Pour toute réponse, Jean-Pierre désigna, sur le quai une vieille bâtisse dont l’encorbellement retombait, comme une lourde paupière au-dessus de deux petites fenêtres basses qui clignaient dans la nuit leurs yeux rougeoyants.
— On va là !
Gilles fit la grimace. Bien qu’il n’eût jamais fréquenté les tavernes du port, il connaissait suffisamment la ville pour savoir que le cabaret de l’Hermine Rouge y jouissait d’une réputation détestable.
Yann Maodan, le patron, se montrait d’autant moins difficile sur le choix de ses clients qu’il avait jadis, sur le printemps de sa jeunesse folle, « fauché le grand pré » 3 durant trois de ses plus belles années à seule fin d’endurcir quelque peu des mains dont la souplesse égalait l’habileté. Chez lui, le contrebandier en quête d’un supplément d’équipage, le mari jaloux à la recherche d’un espion, voire le chef de bande désireux de réassortir une troupe ébréchée par la justice de la sénéchaussée étaient à peu près certains de trouver l’objet de leurs désirs. Mais il était bien évident que l’on y rencontrait fort peu d’élèves de Saint-Yves. Aussi, voyant son camarade dégringoler les marches qui menaient à la porte basse avec l’aisance d’un habitué, Gilles ne put-il s’empêcher de le retenir par le bras.
— Tu as déjà été dans cette maison ? demanda-t-il sévèrement.
Jean-Pierre haussa les épaules et détourna les yeux mais il y eut du défi dans sa voix quand il répondit :
— Bien sûr ! Quand on a dans l’idée de s’embarquer clandestinement, il vaut mieux ne pas faire le difficile. Il y a là un homme qui peut nous aider…
— Tu connais la réputation de l’Hermine Rouge ! Mais as-tu déjà songé à ce qui se passerait si ton père, ou le Père Principal apprenaient que l’on t’a vu ici ?
— Rassure-toi, j’y ai pensé. Mais on ne fait pas l’omelette sans casser les œufs. Maintenant, si tu crains pour ta réputation, libre à toi de rebrousser chemin.

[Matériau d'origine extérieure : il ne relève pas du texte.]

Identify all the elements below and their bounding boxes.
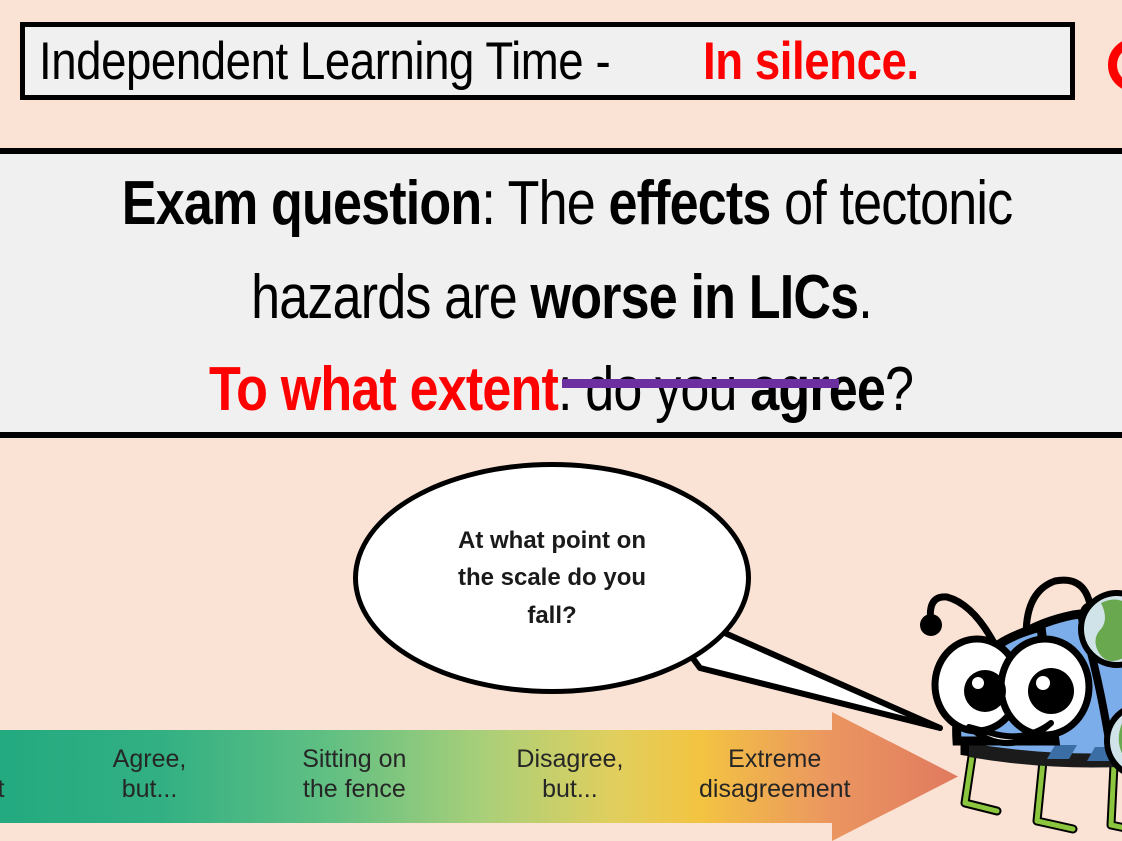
- scale-label: Agree, but...: [113, 744, 187, 804]
- speech-bubble-text: At what point on the scale do you fall?: [418, 522, 686, 634]
- red-circle-icon: [1108, 38, 1122, 92]
- question-line-2: hazards are worse in LICs.: [0, 262, 1122, 333]
- exam-question-panel: Exam question: The effects of tectonic h…: [0, 148, 1122, 438]
- scale-label: Extreme disagreement: [699, 744, 850, 804]
- question-line2-tail: .: [858, 263, 872, 332]
- scale-label: Disagree, but...: [516, 744, 623, 804]
- question-emphasis-effects: effects: [608, 169, 770, 238]
- slide-canvas: Independent Learning Time - In silence. …: [0, 0, 1122, 841]
- underline-effects: [562, 379, 839, 388]
- title-main-text: Independent Learning Time -: [39, 31, 610, 92]
- question-line3-middle: : do you: [558, 355, 750, 424]
- question-line2-lead: hazards are: [251, 263, 530, 332]
- question-emphasis-extent: To what extent: [209, 355, 558, 424]
- question-emphasis-agree: agree: [750, 355, 885, 424]
- speech-bubble: At what point on the scale do you fall?: [353, 462, 751, 694]
- title-banner: Independent Learning Time - In silence.: [20, 22, 1075, 100]
- title-accent-text: In silence.: [703, 31, 919, 92]
- question-line3-tail: ?: [885, 355, 913, 424]
- globe-ladybug-character: [905, 545, 1122, 841]
- question-line-3: To what extent: do you agree?: [0, 354, 1122, 425]
- question-label: Exam question: [122, 169, 482, 238]
- question-line1-after-colon: : The: [481, 169, 608, 238]
- question-line-1: Exam question: The effects of tectonic: [0, 168, 1122, 239]
- scale-label: Extreme agreement: [0, 744, 4, 804]
- scale-label: Sitting on the fence: [302, 744, 406, 804]
- question-emphasis-lics: worse in LICs: [530, 263, 858, 332]
- question-line1-tail: of tectonic: [770, 169, 1012, 238]
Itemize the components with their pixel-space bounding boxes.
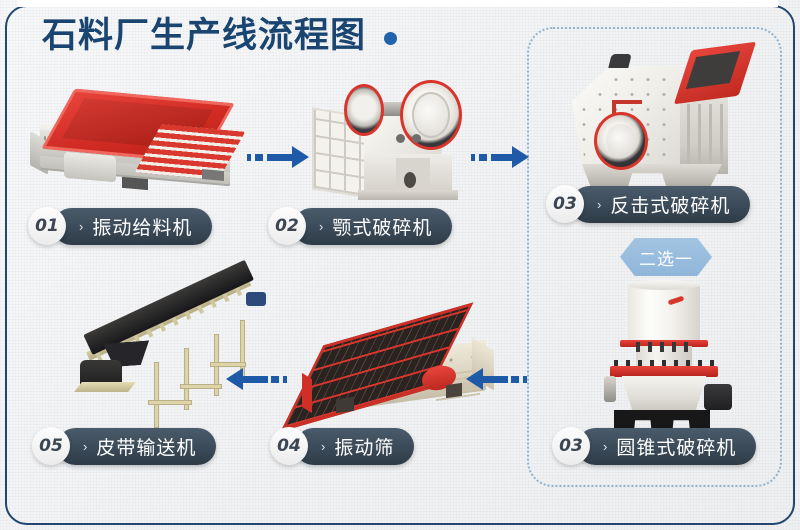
arrow-screen-to-belt (226, 368, 288, 390)
step-label-pill[interactable]: › 圆锥式破碎机 (577, 428, 756, 465)
step-number-badge: 03 (552, 427, 590, 465)
step-item-03-cone[interactable]: 03 › 圆锥式破碎机 (552, 427, 756, 465)
cone-crusher-image (592, 284, 742, 432)
step-number-badge: 02 (268, 207, 306, 245)
vibrating-feeder-image (26, 92, 246, 197)
step-number-badge: 03 (546, 185, 584, 223)
chevron-right-icon: › (79, 219, 84, 234)
impact-crusher-image (566, 46, 756, 194)
step-label-pill[interactable]: › 反击式破碎机 (571, 186, 750, 223)
poster-header: 石料厂生产线流程图 (42, 18, 397, 53)
chevron-right-icon: › (319, 219, 324, 234)
step-item-03-impact[interactable]: 03 › 反击式破碎机 (546, 185, 750, 223)
step-label-pill[interactable]: › 颚式破碎机 (293, 208, 452, 245)
step-label-text: 颚式破碎机 (332, 213, 432, 240)
step-item-04[interactable]: 04 › 振动筛 (270, 427, 414, 465)
frame-top-gap (18, 0, 778, 7)
chevron-right-icon: › (83, 439, 88, 454)
step-label-pill[interactable]: › 振动筛 (295, 428, 414, 465)
step-label-text: 振动筛 (334, 433, 394, 460)
step-number-badge: 05 (32, 427, 70, 465)
title-dot-icon (384, 32, 397, 45)
arrow-feeder-to-jaw (247, 146, 309, 168)
step-number-badge: 04 (270, 427, 308, 465)
chevron-right-icon: › (321, 439, 326, 454)
jaw-crusher-image (308, 72, 468, 200)
arrow-cone-to-screen (466, 368, 528, 390)
step-label-text: 振动给料机 (92, 213, 192, 240)
step-label-text: 圆锥式破碎机 (616, 433, 736, 460)
step-label-text: 皮带输送机 (96, 433, 196, 460)
choice-badge: 二选一 (620, 238, 712, 276)
chevron-right-icon: › (597, 197, 602, 212)
step-label-text: 反击式破碎机 (610, 191, 730, 218)
step-item-02[interactable]: 02 › 颚式破碎机 (268, 207, 452, 245)
step-item-05[interactable]: 05 › 皮带输送机 (32, 427, 216, 465)
chevron-right-icon: › (603, 439, 608, 454)
page-title: 石料厂生产线流程图 (42, 18, 366, 53)
step-label-pill[interactable]: › 振动给料机 (53, 208, 212, 245)
step-number-badge: 01 (28, 207, 66, 245)
flowchart-poster: 石料厂生产线流程图 (0, 0, 800, 530)
step-label-pill[interactable]: › 皮带输送机 (57, 428, 216, 465)
arrow-jaw-to-crusher (471, 146, 529, 168)
step-item-01[interactable]: 01 › 振动给料机 (28, 207, 212, 245)
belt-conveyor-image (88, 304, 284, 428)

Seulement, je commence à me demander si tu ne ferais pas mieux de te faire curé…
— Si j’ai besoin d’un conseil au sujet de mon avenir, je te le demanderai ! riposta Gilles sèchement. Cela dit, je te suis… puisque apparemment tu sais ce que tu fais.

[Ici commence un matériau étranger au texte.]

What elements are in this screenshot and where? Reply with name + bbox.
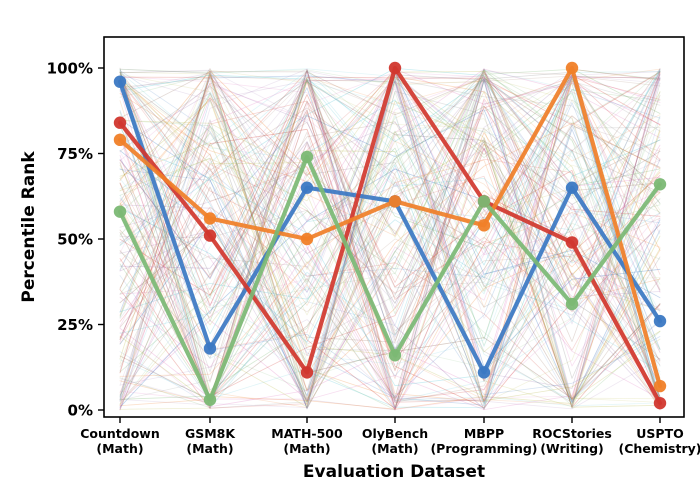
x-tick-label: (Math) — [96, 441, 143, 456]
data-point-marker — [204, 212, 216, 224]
y-tick-label: 0% — [68, 402, 93, 420]
data-point-marker — [654, 178, 666, 190]
data-point-marker — [389, 62, 401, 74]
x-tick-label: GSM8K — [185, 426, 236, 441]
data-point-marker — [478, 195, 490, 207]
data-point-marker — [301, 366, 313, 378]
x-tick-label: (Math) — [186, 441, 233, 456]
y-tick-label: 75% — [57, 145, 93, 163]
x-tick-label: (Programming) — [430, 441, 537, 456]
y-tick-label: 50% — [57, 231, 93, 249]
y-tick-label: 25% — [57, 316, 93, 334]
data-point-marker — [301, 151, 313, 163]
data-point-marker — [566, 236, 578, 248]
x-tick-label: OlyBench — [362, 426, 428, 441]
parallel-coordinates-chart: 0%25%50%75%100% Countdown(Math)GSM8K(Mat… — [0, 0, 700, 488]
data-point-marker — [114, 134, 126, 146]
x-axis-title: Evaluation Dataset — [303, 462, 485, 482]
data-point-marker — [389, 349, 401, 361]
data-point-marker — [204, 342, 216, 354]
data-point-marker — [566, 62, 578, 74]
x-tick-label: MBPP — [464, 426, 504, 441]
data-point-marker — [478, 219, 490, 231]
data-point-marker — [566, 182, 578, 194]
data-point-marker — [114, 205, 126, 217]
data-point-marker — [114, 75, 126, 87]
data-point-marker — [654, 397, 666, 409]
x-tick-label: (Chemistry) — [618, 441, 700, 456]
x-tick-label: (Math) — [371, 441, 418, 456]
data-point-marker — [654, 380, 666, 392]
data-point-marker — [114, 117, 126, 129]
x-tick-label: (Math) — [283, 441, 330, 456]
data-point-marker — [654, 315, 666, 327]
y-tick-label: 100% — [47, 60, 93, 78]
data-point-marker — [301, 182, 313, 194]
chart-root: 0%25%50%75%100% Countdown(Math)GSM8K(Mat… — [0, 0, 700, 488]
data-point-marker — [389, 195, 401, 207]
data-point-marker — [204, 394, 216, 406]
x-tick-label: (Writing) — [540, 441, 604, 456]
x-tick-label: ROCStories — [532, 426, 612, 441]
x-tick-label: USPTO — [636, 426, 683, 441]
x-tick-label: MATH-500 — [271, 426, 343, 441]
data-point-marker — [478, 366, 490, 378]
data-point-marker — [566, 298, 578, 310]
data-point-marker — [204, 229, 216, 241]
data-point-marker — [301, 233, 313, 245]
x-tick-label: Countdown — [80, 426, 160, 441]
y-axis-title: Percentile Rank — [19, 151, 39, 303]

Sur les talons de son camarade il pénétra dans la taverne comme on plonge en se retenant de respirer. Il pensait atteindre un univers infernal, fait de bruits et de fureur, plein de querelles, de cris et de chants d’ivrognes. Or, on y entendait moins de bruit que dans une classe de Saint-Yves.
Du seuil, il aperçut, moutonnant dans la fumée bleue des pipes, des dos diversement coloriés, des têtes plus ou moins hirsutes penchées sur les tables où reposaient les coudes et les gobelets de rhum. Tous ces hommes parlaient entre eux à voix contenue, débattant discrètement d’affaires qui, pour être louches à la grande majorité, n’en étaient pas moins pour eux d’un intérêt puissant. Et, malgré la présence de deux servantes, décolletées aux limites de la décence, qui passaient entre les tables chargées de lourds plateaux, l’endroit n’évoquait en rien l’idée du plaisir.

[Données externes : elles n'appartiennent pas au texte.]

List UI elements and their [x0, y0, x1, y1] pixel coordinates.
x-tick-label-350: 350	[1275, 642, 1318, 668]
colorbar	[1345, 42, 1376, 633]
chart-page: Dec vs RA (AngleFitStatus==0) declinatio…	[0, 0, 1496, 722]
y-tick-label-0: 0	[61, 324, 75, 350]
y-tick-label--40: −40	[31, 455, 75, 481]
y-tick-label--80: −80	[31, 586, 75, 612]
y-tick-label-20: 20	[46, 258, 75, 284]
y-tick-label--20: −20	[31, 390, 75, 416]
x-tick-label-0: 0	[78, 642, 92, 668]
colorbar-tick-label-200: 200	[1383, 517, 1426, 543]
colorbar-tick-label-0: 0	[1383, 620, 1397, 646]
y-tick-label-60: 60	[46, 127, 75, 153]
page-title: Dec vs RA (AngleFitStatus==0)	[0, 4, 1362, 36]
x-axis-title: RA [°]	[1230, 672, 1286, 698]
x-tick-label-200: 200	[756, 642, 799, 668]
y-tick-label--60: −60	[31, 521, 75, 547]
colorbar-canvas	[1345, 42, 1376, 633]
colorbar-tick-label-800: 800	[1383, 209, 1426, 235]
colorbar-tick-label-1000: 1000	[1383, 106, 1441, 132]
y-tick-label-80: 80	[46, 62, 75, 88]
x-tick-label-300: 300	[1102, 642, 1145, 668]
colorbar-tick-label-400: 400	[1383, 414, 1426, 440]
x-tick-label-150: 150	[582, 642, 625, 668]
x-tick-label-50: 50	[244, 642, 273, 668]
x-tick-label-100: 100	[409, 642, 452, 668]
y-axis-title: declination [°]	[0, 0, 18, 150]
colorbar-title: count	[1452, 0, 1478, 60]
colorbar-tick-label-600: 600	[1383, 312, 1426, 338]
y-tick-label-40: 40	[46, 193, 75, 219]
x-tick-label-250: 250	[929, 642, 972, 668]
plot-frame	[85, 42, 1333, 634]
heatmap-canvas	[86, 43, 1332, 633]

Quant à Yann Maodan lui-même, appuyé des deux poings à son comptoir de noyer crasseux, il laissait planer sur l’assemblée un regard d’empereur auquel rien n’échappait. Ce regard saisit les deux garçons, s’orna d’une grimace qui à la grande rigueur pouvait passer pour un sourire et, traversant la salle, alla achever sa trajectoire sur une table du fond à laquelle un homme seul était installé.
— Ho ! Le Nantais ! cria-t-il. Du monde pour toi !…
L’interpellé tressaillit, arma son visage d’un sourire qui lui allait comme une rose à un crocodile et, ôtant de sa tête en forme de pain de sucre un tricorne superbement galonné d’or qui n’avait pas dû être fait pour elle, l’agita gracieusement en direction des deux garçons qui se faufilaient entre les tables.
— Te voilà, donc, garçon ! chuinta-t-il en découvrant trois dents, restées étonnamment blanches au milieu d’une incroyable collection de chicots brunâtres. Viens-tu me dire que tu as réfléchi ?
— Oui, M’sieur ! Et je suis décidé !
Le tricorne oscilla aimablement.
— Bien ! Et celui-là ? qui c’est ?
— Un ami ! Nous sommes dans la même classe. Lui aussi est décidé…
— Un instant ! coupa Gilles. J’aimerais tout de même savoir à quoi je suis décidé ?
Le Nantais ne lui plaisait pas. Brusquement rétrécies, ses prunelles glacées, d’un bleu d’acier, se mirent à fouiller le visage de cet homme comme s’il cherchait à lui arracher le secret de ses pensées. Sous le crâne pointu, il y avait une figure charnue au sourire trop large, au long nez fendu, aux petits yeux noirs brillants comme des perles de jais. Une figure propre d’ailleurs, bien rasée et qui n’eût pas été autrement désagréable sans l’incessante mobilité d’un regard impossible à saisir et sans cette façon irritante qu’avait le Nantais de passer continuellement sa langue sur ses lèvres à la manière d’un matou qui se pourlèche.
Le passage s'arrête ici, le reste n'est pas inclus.